The products of their work quickly became public, though in an unlikely gallery space: the sidewalks along the Whittier neighborhood. Welcome mats, almost 350 of them, each screen printed on donated carpet fragments with a simple “welcome” emblazoned across their face like the one above, were placed on the sidewalks all around the neighborhood during the early morning hours of Saturday, July 10th. That night the Project M team split up into three vans filled with the mats they had just produced during the Blitz—a 48 hour design-and-produce mini-project that led to the mats—and dropped them off in the sidewalks in front of homes, churches, and businesses throughout the area. Their hope was that they would add something positive to the community, a community they live in as well. “Minnesota is your home, and we want you to feel safe and we want people to interact with each other,” said Rios.
MCAD’s Project M group is only the most recent incarnation of a much larger, national initiative, started by John Bielenberg in 2003. The concept of Project M came from Bielenberg’s introduction to the work of Samuel Mockbee, who won the MacArthur Foundation Genius Grant for his work in socially-inspired architecture projects. Starting from this template, Project M groups have come up with a wide variety of community design initiatives, including opening a “Pie Lab” in Greensboro, Alabama, where local residents were encouraged to come in to a restaurant and design studio to enjoy coffee and pie while having a conversation with designers about community problems, and how designers could help. That project had built on the foundation of relationships from an earlier Project M initiative, one that focused awareness on the struggles of impoverished residents who did not have indoor plumbing in their homes. Other projects have converted an ambulance into a mobile art studio and then driven it to post-Katrina New Orleans to assist displaced artists, and designing and building a community park and art project in Baltimore, converting one of the more blighted parts of town into a symbol of hope and strength for a community.

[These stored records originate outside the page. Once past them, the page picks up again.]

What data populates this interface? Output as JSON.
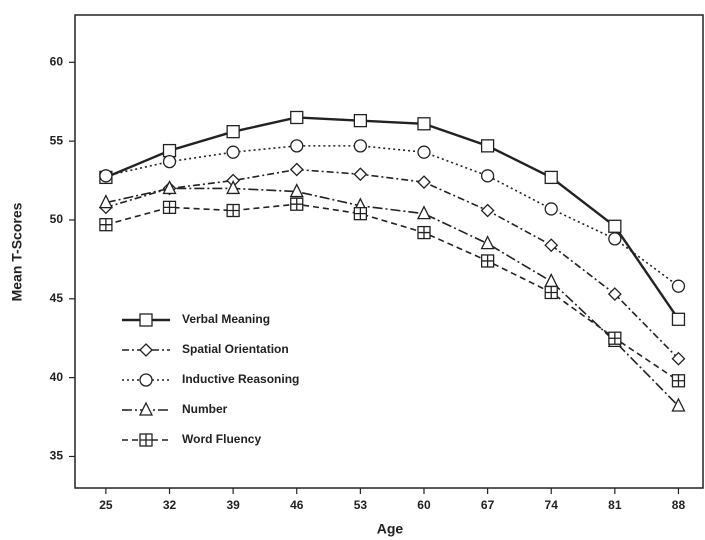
{
  "chart_data": {
    "type": "line",
    "x_label": "Age",
    "y_label": "Mean T-Scores",
    "x": [
      25,
      32,
      39,
      46,
      53,
      60,
      67,
      74,
      81,
      88
    ],
    "xlim": [
      21.6,
      90.7
    ],
    "xticks": [
      25,
      32,
      39,
      46,
      53,
      60,
      67,
      74,
      81,
      88
    ],
    "ylim": [
      33,
      63
    ],
    "yticks": [
      35,
      40,
      45,
      50,
      55,
      60
    ],
    "legend": "lower left",
    "series": [
      {
        "name": "Verbal Meaning",
        "color": "#222222",
        "marker": "square",
        "dash": "solid",
        "values": [
          52.7,
          54.4,
          55.6,
          56.5,
          56.3,
          56.1,
          54.7,
          52.7,
          49.6,
          43.7
        ]
      },
      {
        "name": "Spatial Orientation",
        "color": "#222222",
        "marker": "diamond",
        "dash": "dashdot",
        "values": [
          50.8,
          52.0,
          52.5,
          53.2,
          52.9,
          52.4,
          50.6,
          48.4,
          45.3,
          41.2
        ]
      },
      {
        "name": "Inductive Reasoning",
        "color": "#222222",
        "marker": "circle",
        "dash": "dotted",
        "values": [
          52.8,
          53.7,
          54.3,
          54.7,
          54.7,
          54.3,
          52.8,
          50.7,
          48.8,
          45.8
        ]
      },
      {
        "name": "Number",
        "color": "#222222",
        "marker": "triangle",
        "dash": "longdashdot",
        "values": [
          51.1,
          52.0,
          52.0,
          51.8,
          50.9,
          50.4,
          48.5,
          46.1,
          42.3,
          38.2
        ]
      },
      {
        "name": "Word Fluency",
        "color": "#222222",
        "marker": "squareplus",
        "dash": "dashed",
        "values": [
          49.7,
          50.8,
          50.6,
          51.0,
          50.4,
          49.2,
          47.4,
          45.4,
          42.5,
          39.8
        ]
      }
    ]
  }
}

While many previous Project M initiatives have highlighted areas that have been run down, and where suffering and economic decline have set in for many years, in the Whittier neighborhood members of the Project M instead found a vibrant community that needed simply to feel comfortable with what it is, and embrace its own diversity as a strength. “One thing we wanted to do is more celebrate the area of Minneapolis and the Whittier neighborhood—instead of finding a problem and fixing it, it was more of a celebration of what’s already here,” said Emily Reile, a senior at MCAD. “We’ve been spending a lot of time in the Whittier neighborhood, and it’s very diverse…and we were thinking of this idea of home, and what it means that this neighborhood is your home.”
Reile explained that the idea underpinning Project M is that people are very good at thinking in patterns, because those patterns help us enormously with getting through everyday life. However, for problems that continue to plague communities—poverty, injustice, crime—normal thinking has failed to come up with an effective answer. What we are left with is to “think wrong,” to approach old problems in new ways.
And what did neighborhood residents think of the community art project after it was described to them? “That’s a nice idea!” said Lori, a longtime resident of the Whittier neighborhood. “It’s cool!” said her friend Millie, who manages a business in the Nicollet area. Several residents initially expressed confusion about what the floor mats meant, or where they came from, though overall reaction seemed to be positive once the meaning was explained.
“It’s nice to reinforce the idea that, whether you’ve been here 30 years or 30 months, you’re home,” explained Marian Biehn, executive director of the Whittier Alliance, the local neighborhood coalition that encompasses the Whittier Neighborhood.
The final phase of the program has yet to be determined. One of the rules for Project M groups is that they depend on the individual members to decide what the projects end up becoming, how they are completed, and when the project ultimately ends. The spontaneity of such a process can be a challenge for individuals used to a set way of thinking or completing a task, which ultimately the most important lessons of Project M: making a difference sometimes requires us to “think wrong” in order to make something right.